社会保障の原理的考察
1961年に生まれ、厚生省勤務の経験を持つ、医療経済・社会保障論、科学哲学の研究者が、経済との動態的な関係、グローバルな視点に重点を置いて、社会保障に関する原理的な考察を行おうとして、1999年に刊行した本。社会保障は基本的に、産業化に伴う自然発生的な共同体の解体(機能の外部化)傾向に対して、それに代わる意識的な共同体(個人をベースとするネットワーキング)を社会的に再構築・支援しようとする制度である。その際、日本の特殊性としては、当初ドイツ型社会保険システム(保険料を主財源とする職域中心の所得比例的給付)として出発し、第二次大戦中から次第にイギリス的な普遍主義的方向(租税を財源とする全住民対象の均一給付)に移行し、その結果制度の基本的な趣旨の不明瞭な、折衷的な制度となっていること(保険と税の渾然一体性)、その過程で、非サラリーマン集団が相対的に多い途上国型経済構造の中、国保を通じてその取り込みが積極的に行われ、また経済の二重構造化に対応して、国家自身が保険者になったこと、更に急速な産業化の結果、医療保険の整備後、年金が遅れてしかし急速に膨らむという経過をたどったことが挙げられ、これらは特に発展途上国にとって示唆するところが多いという。著者は(本来「環境親和的」な)成熟経済に対応し、制度の趣旨を明確化するために、公私の役割分担を再検討し、所得再分配に関しては公的扶助を、リスク分散の内、若年医療のような逆選択が生じやすいものについては社会保険を、それ以外については民間保険を活用することを主張し、市場とその補完・修正を基調とし、個人間ネットワーキングを支援する医療・福祉重点型社会保障を提言する。本書は世界的な分業体制の分析が弱く、予定調和的な未来像を描いている感が強いが、原理的な社会保障論として、重要な指摘を多く含む。

社会保障を考える上で必要な情報が凝縮された良書
出版は古いが、原理的説明に徹しているので、社会保障の概念を理解するのに現在でも大いに役立つ。なにより、とても整理された文章で読みやすく、わかりやすい。
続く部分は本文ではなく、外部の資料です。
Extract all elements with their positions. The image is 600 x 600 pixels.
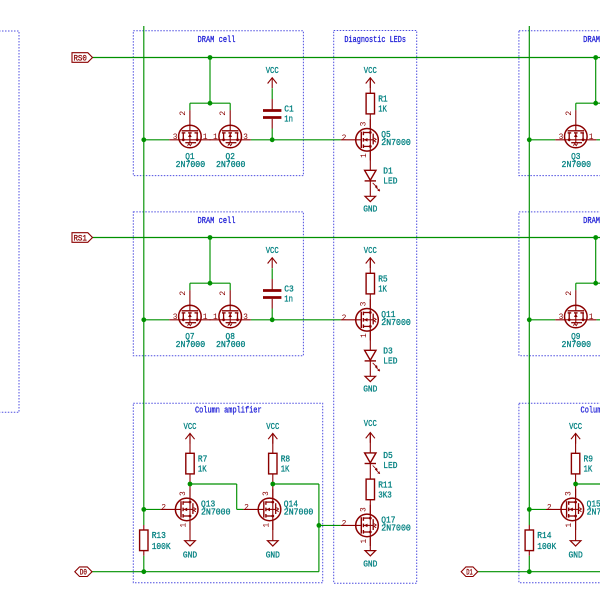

まず社会保障の役割を「リスク分散」と「所得の再分配」に大まかに定義する。また、社会保障を「財政」と「供給」(病院や介護施設など)に分類し、両者を提供する主体にそれぞれ公と私があると説明する。更にそれらの類型を詳細に説明して、それぞれの選択を社会状況に合わせて行う必要があると説く。
社会保障と環境被害対策の類似性を指摘して、社会とのかかわりの理解を助ける。また市場や共同体と社会保障との関係もわかりやすく説明されている。
これを読めば「病床数が削減されて老人が病院から締め出されている。可哀想だ。」というマスコミ論評の底の浅さを理解できる。

実践へ
私は、人文社会系の編入に役立つかな?と思って購入したのですが、誰もが感じているんではないでしょうか?日本に生きていて息苦しさというか、閉塞感というか…原因は言い知れぬ不安。その部分を、ずばっと言ってくれている作品です。社会保障とありますが、現代日本と言ってもいいくらいの広い視点で書いてくれています。そして、問題点に関する筆者なりの解決策も書いています。言われてみるとなるほどという内容ばかりなのですが、現状は実践されていないことばかり。私は政治にほとんど関わっていないのですが、一個ずつ実践に移せば日本は変わっていくのではないでしょうか?視野が広がるといいますかいろいろ考えさせてくれて、心がちょっと明るくなる名著だと思います。